My name is Gabriel Duckels. I am an Early Career Research Fellow at Fitzwilliam College, University of Cambridge. I recently completed my PhD in Education at the University of Cambridge as a Harding Distinguished Postgraduate Scholar.

I am an interdisciplinary researcher working at the intersection of children’s literature and childhood studies; queer youth studies in popular culture and education; HIV/AIDS sociology; and the study of aesthetics, culture, and pedagogy. I am a member of the Centre for Research in Children’s Literature at Homerton College and the Faculty of Education, Cambridge. You can read my scholarship profile here and — if so inclined — read an interview about my research and bibliographic interests here. To get in touch, please email me: gld31@cam.ac.uk

Broadly, I am interested in the cultural politics of emergencies and moral panics in youth culture and their representation in young people’s literature, media, and education. My doctoral thesis provides an international history of the role of children’s and Young Adult texts in the AIDS crisis from the mid-1980s to the present day. I have published research developed from my doctoral thesis and other research projects, in journals such as the Children’s Literature Association Quarterly; Jeunesse: Young People, Texts, Cultures; the European Journal of Cultural Studies; Mortality; Issues in English; and the Journal of Historical Fictions. Topics include: critical content analysis of the “emergency children’s literature” produced during the first COVID-19 lockdowns in the United Kingdom; comparative analysis of international wordless picture books about the migrant crisis; queer pedagogical approaches to the representation of culturally and geographically diverse LGBTQ+ AIDS histories in popular culture and children’s literature. I am particularly interested in how (and with what limits) mainstream cultural forms can be repurposed to give shape to social justice and marginalised subjects.

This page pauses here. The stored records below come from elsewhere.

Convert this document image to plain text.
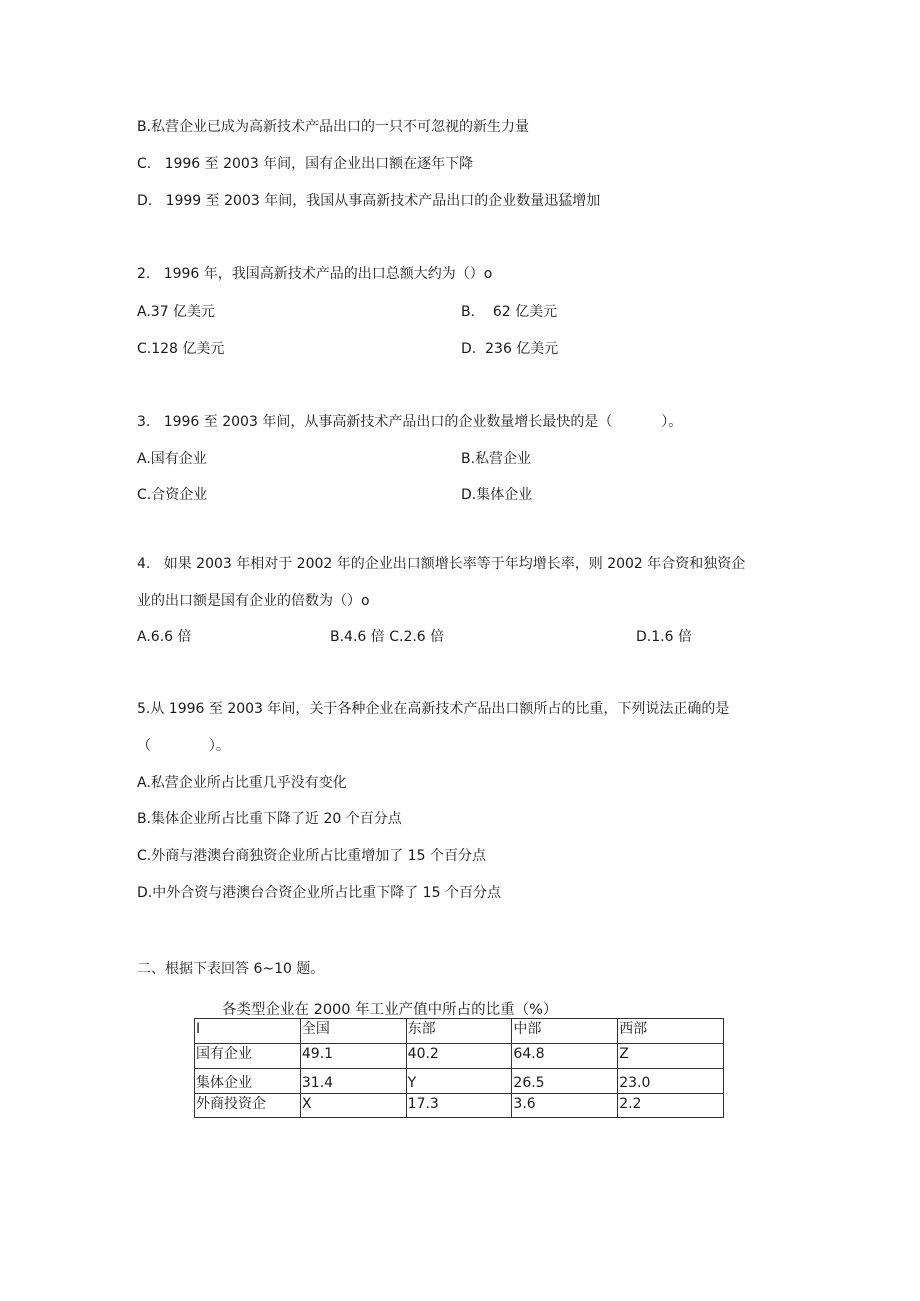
B.私营企业已成为高新技术产品出口的一只不可忽视的新生力量
C.   1996 至 2003 年间，国有企业出口额在逐年下降
D.   1999 至 2003 年间，我国从事高新技术产品出口的企业数量迅猛增加
2.   1996 年，我国高新技术产品的出口总额大约为（）o
A.37 亿美元	B.    62 亿美元
C.128 亿美元	D.  236 亿美元
3.   1996 至 2003 年间，从事高新技术产品出口的企业数量增长最快的是（           ）。
A.国有企业	B.私营企业
C.合资企业	D.集体企业
4.   如果 2003 年相对于 2002 年的企业出口额增长率等于年均增长率，则 2002 年合资和独资企
业的出口额是国有企业的倍数为（）o
A.6.6 倍	B.4.6 倍 C.2.6 倍	D.1.6 倍
5.从 1996 至 2003 年间，关于各种企业在高新技术产品出口额所占的比重，下列说法正确的是
（             ）。
A.私营企业所占比重几乎没有变化
B.集体企业所占比重下降了近 20 个百分点
C.外商与港澳台商独资企业所占比重增加了 15 个百分点
D.中外合资与港澳台合资企业所占比重下降了 15 个百分点
二、根据下表回答 6~10 题。
各类型企业在 2000 年工业产值中所占的比重（%）
I	全国	东部	中部	西部
国有企业	49.1	40.2	64.8	Z
集体企业	31.4	Y	26.5	23.0
外商投资企	X	17.3	3.6	2.2
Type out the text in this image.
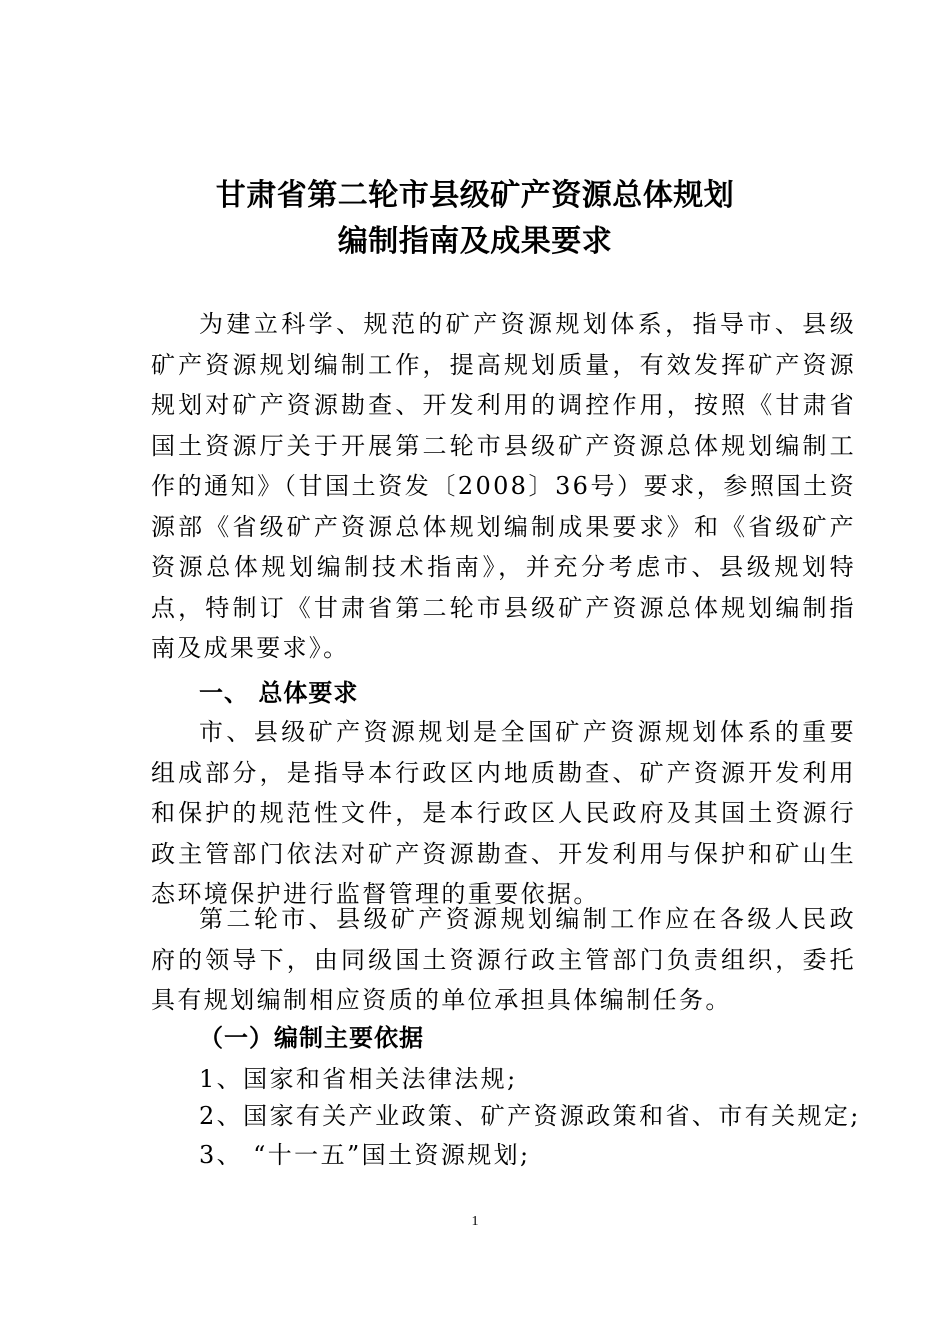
甘肃省第二轮市县级矿产资源总体规划
编制指南及成果要求

为建立科学、规范的矿产资源规划体系，指导市、县级矿产资源规划编制工作，提高规划质量，有效发挥矿产资源规划对矿产资源勘查、开发利用的调控作用，按照《甘肃省国土资源厅关于开展第二轮市县级矿产资源总体规划编制工作的通知》（甘国土资发〔2008〕36号）要求，参照国土资源部《省级矿产资源总体规划编制成果要求》和《省级矿产资源总体规划编制技术指南》，并充分考虑市、县级规划特点，特制订《甘肃省第二轮市县级矿产资源总体规划编制指南及成果要求》。

一、 总体要求

市、县级矿产资源规划是全国矿产资源规划体系的重要组成部分，是指导本行政区内地质勘查、矿产资源开发利用和保护的规范性文件，是本行政区人民政府及其国土资源行政主管部门依法对矿产资源勘查、开发利用与保护和矿山生态环境保护进行监督管理的重要依据。

第二轮市、县级矿产资源规划编制工作应在各级人民政府的领导下，由同级国土资源行政主管部门负责组织，委托具有规划编制相应资质的单位承担具体编制任务。

（一）编制主要依据

1、国家和省相关法律法规;

2、国家有关产业政策、矿产资源政策和省、市有关规定;

3、 “十一五”国土资源规划;

1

I am often invited to contribute to edited collections and have forthcoming chapters on the literary history of sentimentality and sensation in children’s literature, historical HIV/AIDS picture books, queer pedagogy and LGBTQ+ biographical picture books, and narrative approaches to COVID-19 in education. I recently co-edited a forthcoming special issue of the International Journal of Young Adult Literature on youth sexuality in Young Adult novels. I have reviewed books for journals including International Research in Children’s Literature, the Journal of LGBT Youth, the International Journal of Young Adult Literature, Migration Studies, and Childhood & Society. For a full list of my published and forthcoming research, please see here.

In addition to winning numerous prizes and pots of funding, I have worked as a Research Assistant at the University of Cambridge, the Open University, and Anglia Ruskin University. My work as a Research Assistant includes supporting an EU Horizon 2020 Project (DIALLS) exploring cultural literacy in European schools; a small-scale educational research project on reading for pleasure in public and school libraries; and bid-writing for an AHRC project on the censorship of “inclusive” children’s literature in education. I have plenty of teaching experience relative to my career stage, at undergraduate, graduate, and foundation level. I have served as a peer reviewer for numerous journals. Prior to entering academia, I worked in various roles in public and academic libraries in Hampshire and Cambridge, as well as a brief stint running an ice cream shop.